Werft stets einen Blick auf Warrens Ausdaueranzeige sowie die dazugehörige Energieleiste, die nicht nur eure Gesundheit widerspiegelt, sondern den Kämpfen auch eine taktische Note verleiht. Denn mit der ausreichenden Energie könnt ihr bestimmte Implantate einsetzen, die die Kernleistung von Warrens Exoskelett erhöhen und euch interessante Spezialfähigkeiten schenken. So könnt ihr eure Lebenspunkte nachhaltig auffüllen, Warren Angriffskraft pushen oder etwa seine Ausdauer im Kampf optimieren. Sämtliche Areale sind abwechslungsreich gestaltet und versprühen durch die Kombination aus Schrott und Stahl eine kalt-düstere Stimmung. Ihr durchforstet Biolabore, schleicht durch riesige verlassene Hallen, erkundet verzweigte Gänge oder besucht lichtdurchflutete Gewächshäuser. Und wenn auch die verschachtelten Level mit einer eindrucksvollen Architektur punkten, glänzt das Questdesign mit nur wenig Ideenvielfalt. Auch die Story dümpelt eher leise vor sich hin und interessante Dialoge sind nur selten im Laufe des Geschehens vorzufinden.

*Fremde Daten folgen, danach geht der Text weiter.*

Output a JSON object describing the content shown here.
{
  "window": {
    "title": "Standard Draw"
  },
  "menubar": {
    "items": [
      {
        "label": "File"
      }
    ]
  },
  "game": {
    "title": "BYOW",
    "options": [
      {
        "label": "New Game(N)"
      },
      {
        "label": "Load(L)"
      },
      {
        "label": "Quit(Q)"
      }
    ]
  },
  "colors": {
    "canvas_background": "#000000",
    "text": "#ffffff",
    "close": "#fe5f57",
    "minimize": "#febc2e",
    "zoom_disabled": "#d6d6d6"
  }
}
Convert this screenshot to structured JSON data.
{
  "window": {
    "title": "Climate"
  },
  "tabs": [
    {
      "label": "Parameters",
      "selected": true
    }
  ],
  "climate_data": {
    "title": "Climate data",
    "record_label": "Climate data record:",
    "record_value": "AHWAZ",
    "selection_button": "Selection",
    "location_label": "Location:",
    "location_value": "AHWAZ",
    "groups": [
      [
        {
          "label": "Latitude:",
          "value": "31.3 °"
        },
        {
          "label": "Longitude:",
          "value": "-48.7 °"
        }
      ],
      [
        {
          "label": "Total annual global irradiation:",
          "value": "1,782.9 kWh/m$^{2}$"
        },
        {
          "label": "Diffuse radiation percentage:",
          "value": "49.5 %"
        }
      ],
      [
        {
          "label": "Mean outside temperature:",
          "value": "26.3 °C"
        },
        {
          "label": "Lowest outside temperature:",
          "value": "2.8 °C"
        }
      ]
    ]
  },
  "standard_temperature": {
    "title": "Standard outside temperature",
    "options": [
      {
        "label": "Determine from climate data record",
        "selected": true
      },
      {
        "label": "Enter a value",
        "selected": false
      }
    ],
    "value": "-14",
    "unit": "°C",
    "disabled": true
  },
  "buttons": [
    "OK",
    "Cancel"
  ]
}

Balance: Knallhart und dennoch fair

Wenn auch The Surge mit nur einem knallharten Schwierigkeitsgrad auskommt, wird es doch zu keinem Zeitpunkt unfair. Genre-Profis werden dank der hohen Ansprüche voll auf ihre Kosten kommen und sich schweißtriefend durch die Gegnermassen zocken. Einsteiger der Serie werden jedoch viel Geduld aufbringen müssen, um die ersten Stunden mit Erfolg zu überstehen und sich in den knallharten Bosskämpfen zu bewähren. Eine weitere knackige Hürde ist das Sterbesystem. Wer hier das zeitliche segnet, der startet beim Levelanfang nochmal neu. Freie Speichermöglichkeiten bietet das Game euch nicht an. Dennoch funktioniert genau dieses Spielkonzept auf ganzer Linie und verleitet einmal mehr dazu, die Gegner mit viel Geschick und Beobachtungsgabe zu analysieren.

Steuerung: Präzise und stimmig

In Sachen Steuerung lassen sich mit Maus und Tastatur sämtliche Gegner haargenau anvisieren und auch die Tasten lassen sich größtenteils frei belegen. So leitet ihr eure Spielfigur immer wieder galant durch das Spiel und könnt euch in stimmigen Gefechten richtig austoben.

Grafik und Sound: Ein dreckig-kaltes Flair, das so manche KI-Aussetzer ausmerzt

Optisch bewegt sich The Surge im guten Mittelfeld und besticht mit detailreichen Umgebungen, die das apokalyptische Flair in jeder Sekunde bestens einfangen. Scharfe Texturen, stimmungsvolle Licht- und Schatteneffekten sowie weiche Animationen trösten dabei auch über so manch kleinere KI-Aussetzer hinweg. Einen willkommen angenehmen Kontrast zu dem dreckig brutalen Setting liefert die ruhige Klaviermusik, die die einzelnen Passagen beinahe mysteriös untermalt.